Yea, all He shews the reason why the younger ought to submit to the elder, even that there might be an equable state of things and due order among them. For, when authority is granted to the elders, there is not given them the right or the liberty of throwing off the bridle, but they are also themselves to be under due restraint, so that there may be a mutual subjection. So the husband is the head of the wife, and yet he in his turn is to be in some things subject to her. So the father has authority over his children, and still he is not exempt from all subjection, but something is due to them. The same thing, also, is to be thought of others. In short, all ranks in society have to defend the whole body, which cannot be done, except all the members are joined together by the bond of mutual subjection. Nothing is more adverse to the disposition of man than subjection. For it was formerly very truly said, that every one has within him the soul of a king. Until, then, the high spirits, with which the nature of men swells, are subdued, no man will give way to another; but, on the contrary, each one, despising others, will claim all things for himself.

Hence the Apostle, in order that humility may dwell among us, wisely reproves this haughtiness and pride. And the metaphor he uses is very appropriate, as though he had said, “Surround yourselves with humility on every side, as with a garment which covers the whole body.” He yet intimates that no ornament is more beautiful or more becoming, than when we submit one to another.

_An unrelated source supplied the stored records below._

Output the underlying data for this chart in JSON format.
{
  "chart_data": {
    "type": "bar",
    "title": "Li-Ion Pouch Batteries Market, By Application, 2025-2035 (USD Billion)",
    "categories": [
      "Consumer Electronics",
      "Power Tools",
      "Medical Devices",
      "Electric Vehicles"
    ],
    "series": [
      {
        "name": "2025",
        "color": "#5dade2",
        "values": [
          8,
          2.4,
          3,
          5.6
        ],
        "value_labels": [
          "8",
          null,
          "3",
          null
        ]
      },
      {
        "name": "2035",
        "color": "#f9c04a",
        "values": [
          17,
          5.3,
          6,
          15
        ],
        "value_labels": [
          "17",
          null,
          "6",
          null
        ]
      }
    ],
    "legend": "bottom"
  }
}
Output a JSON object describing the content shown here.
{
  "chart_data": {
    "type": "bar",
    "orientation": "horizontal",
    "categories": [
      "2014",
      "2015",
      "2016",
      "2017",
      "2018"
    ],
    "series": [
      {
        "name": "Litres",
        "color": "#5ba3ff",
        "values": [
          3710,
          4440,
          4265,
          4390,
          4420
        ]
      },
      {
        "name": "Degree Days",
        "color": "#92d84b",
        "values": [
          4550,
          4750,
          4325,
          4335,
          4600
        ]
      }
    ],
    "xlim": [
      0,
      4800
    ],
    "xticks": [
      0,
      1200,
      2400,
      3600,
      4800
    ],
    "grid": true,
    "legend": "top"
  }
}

For, or, because. It is a most grievous threatening, when he says, that all who seek to elevate themselves, shall have God as their enemy, who will lay them low. But, on the contrary, he says of the humble, that God will be propitious and favorable to them. We are to imagine that; God has two hands; the one, which like a hammer beats down and breaks in pieces those who raise up themselves; and the other, which raises up the humble who willingly let down themselves, and is like a firm prop to sustain them. Were we really convinced of this, and had it deeply fixed in our minds, who of us would dare by pride to urge war with God? But the hope of impunity now makes us fearlessly to raise up our horn to heaven. Let, then, this declaration of Peter be as a celestial thunderbolt to make men humble.

But he calls those humble, who being emptied of every confidence in their own power, wisdom, and righteousness, seek every good from God alone. Since there is no coming to God except in this way, who, having lost his own glory, ought not willingly to humble himself?